3 steps to relevance

  1. Become a student: The first step to becoming relevant is becoming a student of one’s changing community. Our area is changing so rapidly that it is difficult to keep up with the data. When I first moved to Duluth, the fastest growing people group was Korean immigrants. I pass a dozen Korean congregations on the commute between my home and FBC Duluth. More recently, there has been a large influx of South Asian people from India and Pakistan. A new Hindu temple has been constructed less than a mile from our church. There is also a rapidly growing African community. In 2015, we had four families come to First Baptist Church Duluth from Nigeria. This week, as I write this chapter, we have added new families from Nigeria, Ivory Coast, and Uganda to our fellowship. Our changing community continues to be a radical case study.
  2. Seek understanding: Once one comprehends the change taking place within a community, one must seek expertise in understanding new cultures that populate that area. International missionaries have referred to this process as locating the “person of peace” within the new culture, based on the words of Jesus in Luke 10:5–6. This person may not yet be a Christian, but is nonetheless willing to share key cultural information that will aid in presenting the gospel. God has provided numerous persons of peace in my path to enhance my understanding of cross-cultural relationships. Often this began within my prayer life, asking for God to send me someone of a particular people group who would be a champion in helping me reach their native people. These person-of-peace relationships may begin as a simple friendship and evolve into a full-blown ministry partnership.
  3. Be an advocate: A third step in becoming relevant is being a visible advocate of community leaders. We found that the same issues facing our church were happening in every arena of community living. Therefore, we wanted to clearly communicate our support for our city government by being one of the sponsors of the mayor’s state of the city address. We desired to show support for our local school system by providing a teacher appreciation brunch on faculty work days and taking on volunteer roles in schools to relieve parents and allow them to enjoy their child’s program or sports activity.

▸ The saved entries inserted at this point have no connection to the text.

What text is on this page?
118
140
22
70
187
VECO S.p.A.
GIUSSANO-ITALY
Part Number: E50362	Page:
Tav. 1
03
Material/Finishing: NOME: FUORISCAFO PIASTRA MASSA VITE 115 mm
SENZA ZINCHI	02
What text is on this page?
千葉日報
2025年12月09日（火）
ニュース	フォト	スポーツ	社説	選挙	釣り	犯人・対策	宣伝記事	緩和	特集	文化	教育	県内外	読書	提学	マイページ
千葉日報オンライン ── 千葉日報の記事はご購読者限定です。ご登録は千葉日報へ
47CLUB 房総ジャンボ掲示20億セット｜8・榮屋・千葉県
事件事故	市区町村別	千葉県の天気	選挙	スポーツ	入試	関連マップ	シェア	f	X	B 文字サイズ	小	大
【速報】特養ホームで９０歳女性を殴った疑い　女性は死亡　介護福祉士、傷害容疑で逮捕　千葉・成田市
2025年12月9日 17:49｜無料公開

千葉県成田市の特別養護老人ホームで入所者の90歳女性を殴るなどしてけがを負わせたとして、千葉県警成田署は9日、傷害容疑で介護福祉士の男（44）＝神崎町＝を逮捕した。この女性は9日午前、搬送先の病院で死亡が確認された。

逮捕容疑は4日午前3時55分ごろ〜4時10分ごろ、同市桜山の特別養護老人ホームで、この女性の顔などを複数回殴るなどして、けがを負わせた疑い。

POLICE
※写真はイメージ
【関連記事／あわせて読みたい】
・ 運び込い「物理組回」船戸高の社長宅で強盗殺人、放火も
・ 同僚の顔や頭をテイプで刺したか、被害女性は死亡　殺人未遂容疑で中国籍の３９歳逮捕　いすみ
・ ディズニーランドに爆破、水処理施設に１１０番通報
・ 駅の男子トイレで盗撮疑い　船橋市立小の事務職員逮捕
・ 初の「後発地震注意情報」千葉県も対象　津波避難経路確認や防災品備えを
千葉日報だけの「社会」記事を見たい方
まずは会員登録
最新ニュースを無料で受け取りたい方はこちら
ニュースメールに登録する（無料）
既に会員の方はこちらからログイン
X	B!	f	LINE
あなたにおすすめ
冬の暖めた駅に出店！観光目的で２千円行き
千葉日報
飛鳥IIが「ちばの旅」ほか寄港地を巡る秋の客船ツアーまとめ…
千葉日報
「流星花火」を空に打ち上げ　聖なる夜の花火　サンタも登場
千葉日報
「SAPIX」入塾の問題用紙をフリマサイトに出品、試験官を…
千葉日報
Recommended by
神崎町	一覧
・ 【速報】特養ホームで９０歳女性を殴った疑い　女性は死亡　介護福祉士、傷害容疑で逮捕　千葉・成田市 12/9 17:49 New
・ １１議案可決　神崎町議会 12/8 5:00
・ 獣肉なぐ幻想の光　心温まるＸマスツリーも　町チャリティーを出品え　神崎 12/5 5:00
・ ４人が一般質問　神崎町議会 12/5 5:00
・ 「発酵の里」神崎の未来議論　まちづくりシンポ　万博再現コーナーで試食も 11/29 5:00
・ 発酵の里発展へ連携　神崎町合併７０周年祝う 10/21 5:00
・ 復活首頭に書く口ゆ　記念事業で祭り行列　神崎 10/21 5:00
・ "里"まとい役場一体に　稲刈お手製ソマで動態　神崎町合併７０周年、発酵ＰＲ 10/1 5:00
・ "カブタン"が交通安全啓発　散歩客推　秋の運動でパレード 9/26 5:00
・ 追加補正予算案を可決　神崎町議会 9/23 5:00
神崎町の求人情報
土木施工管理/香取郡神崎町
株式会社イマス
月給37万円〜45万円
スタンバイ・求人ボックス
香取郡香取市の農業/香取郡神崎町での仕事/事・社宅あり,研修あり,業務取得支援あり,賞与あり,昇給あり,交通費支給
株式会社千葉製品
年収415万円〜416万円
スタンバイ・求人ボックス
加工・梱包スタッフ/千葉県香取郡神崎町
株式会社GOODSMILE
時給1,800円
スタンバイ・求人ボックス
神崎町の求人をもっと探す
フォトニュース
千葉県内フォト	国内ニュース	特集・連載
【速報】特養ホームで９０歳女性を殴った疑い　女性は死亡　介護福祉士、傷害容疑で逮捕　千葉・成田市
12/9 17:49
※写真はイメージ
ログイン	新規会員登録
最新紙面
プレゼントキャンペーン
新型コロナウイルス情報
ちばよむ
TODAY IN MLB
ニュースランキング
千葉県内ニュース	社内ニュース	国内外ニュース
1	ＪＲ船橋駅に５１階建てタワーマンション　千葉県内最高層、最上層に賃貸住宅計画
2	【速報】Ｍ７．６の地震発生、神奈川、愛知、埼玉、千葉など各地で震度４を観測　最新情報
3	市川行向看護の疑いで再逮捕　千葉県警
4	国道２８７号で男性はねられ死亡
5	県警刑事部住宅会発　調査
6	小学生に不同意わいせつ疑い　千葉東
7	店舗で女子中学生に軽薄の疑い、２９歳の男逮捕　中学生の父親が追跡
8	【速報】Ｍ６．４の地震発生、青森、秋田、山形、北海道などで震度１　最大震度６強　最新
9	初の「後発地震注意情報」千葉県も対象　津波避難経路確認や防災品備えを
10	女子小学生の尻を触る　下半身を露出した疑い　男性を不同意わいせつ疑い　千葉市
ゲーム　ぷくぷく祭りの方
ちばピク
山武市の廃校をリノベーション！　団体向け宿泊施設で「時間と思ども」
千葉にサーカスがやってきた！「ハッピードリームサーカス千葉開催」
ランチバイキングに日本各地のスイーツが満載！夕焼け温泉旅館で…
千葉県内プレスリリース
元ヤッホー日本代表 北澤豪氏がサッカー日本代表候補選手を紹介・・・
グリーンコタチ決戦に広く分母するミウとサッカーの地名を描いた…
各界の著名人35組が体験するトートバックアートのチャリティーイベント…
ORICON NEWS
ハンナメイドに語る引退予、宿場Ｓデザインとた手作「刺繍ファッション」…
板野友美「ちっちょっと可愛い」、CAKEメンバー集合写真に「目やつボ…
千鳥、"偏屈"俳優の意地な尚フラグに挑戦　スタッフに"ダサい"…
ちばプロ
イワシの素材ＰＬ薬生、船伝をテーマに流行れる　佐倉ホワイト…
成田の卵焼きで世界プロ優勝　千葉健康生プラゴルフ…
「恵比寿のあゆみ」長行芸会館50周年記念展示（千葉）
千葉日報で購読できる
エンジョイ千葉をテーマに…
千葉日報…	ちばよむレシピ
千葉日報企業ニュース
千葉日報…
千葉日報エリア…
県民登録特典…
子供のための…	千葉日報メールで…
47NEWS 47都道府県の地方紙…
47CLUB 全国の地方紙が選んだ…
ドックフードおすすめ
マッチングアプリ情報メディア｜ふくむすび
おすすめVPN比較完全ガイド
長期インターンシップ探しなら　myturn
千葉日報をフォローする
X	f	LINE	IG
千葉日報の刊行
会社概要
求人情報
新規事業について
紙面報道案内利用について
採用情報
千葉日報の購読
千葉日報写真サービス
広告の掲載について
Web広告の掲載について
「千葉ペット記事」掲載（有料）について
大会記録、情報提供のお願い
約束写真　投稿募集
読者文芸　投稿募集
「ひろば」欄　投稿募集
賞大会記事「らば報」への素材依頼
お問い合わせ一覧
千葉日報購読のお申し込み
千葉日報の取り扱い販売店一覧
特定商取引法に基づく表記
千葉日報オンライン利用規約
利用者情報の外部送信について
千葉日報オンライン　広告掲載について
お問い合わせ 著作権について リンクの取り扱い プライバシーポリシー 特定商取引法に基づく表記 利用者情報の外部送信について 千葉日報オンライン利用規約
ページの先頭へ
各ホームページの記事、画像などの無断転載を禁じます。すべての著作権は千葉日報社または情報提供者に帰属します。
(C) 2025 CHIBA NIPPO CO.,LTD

Churches are often seen more for what they are against than what they are for, but FBC Duluth has a desire to be for our city. In supporting community leaders and initiatives in Duluth, we can be seen as a helpful change agent in our city. This mind-set can be seen in the prophet Jeremiah’s words to God’s people about how to live as exiles in Babylon:

This is what the Lord of Hosts, the God of Israel, says to all the exiles I deported from Jerusalem to Babylon: “Build houses and live in them. Plant gardens and eat their produce. Take wives and have sons and daughters. Take wives for your sons and give your daughters to men in marriage so that they may bear sons and daughters. Multiply there; do not decrease. Seek the welfare of the city I have deported you to. Pray to the Lord on its behalf, for when it has prosperity, you will prosper.” (Jer. 29:7)

“If your church ceased to exist this week, other than your members, who would notice?”

God doesn’t want us to be against our cities but to be for them, partnering with city leaders and working for the welfare of those around us. I told our leadership team that we will know we are experiencing success when they begin seeking us out for the answers to community issues.

By God’s grace, we have seen this process begin to happen. No-strings-attached service is recognized and appreciated. I once heard a conference speaker ask, “If your church ceased to exist this week, other than your members, who would notice?” That mental exercise has been a highly motivating part of our efforts and I can share with joy that there would be many in Duluth that would feel a void if FBCD ceased to exist. That mutually caring relationship keeps a church relevant and pays the price for continued ministry impact for the community.

What relevance is not

To talk about what relevance is, however, we must talk about what relevance is not. Too many churches have capitulated on serious issues in an attempt to be “relevant.” Relevance is not submitting to the new sexual norms of the culture. Relevance is not watering down the gospel. Relevance does not mean letting the rock band perform for an hour on Sunday morning and squeezing in a ten-minute “conversation” about a vague, Christian-sounding topic with a couple of Bible verses pulled out of context. In order to be relevant, we must remember that the most relevant thing to every person of every ethnicity in every city for all time is the gospel of Jesus Christ.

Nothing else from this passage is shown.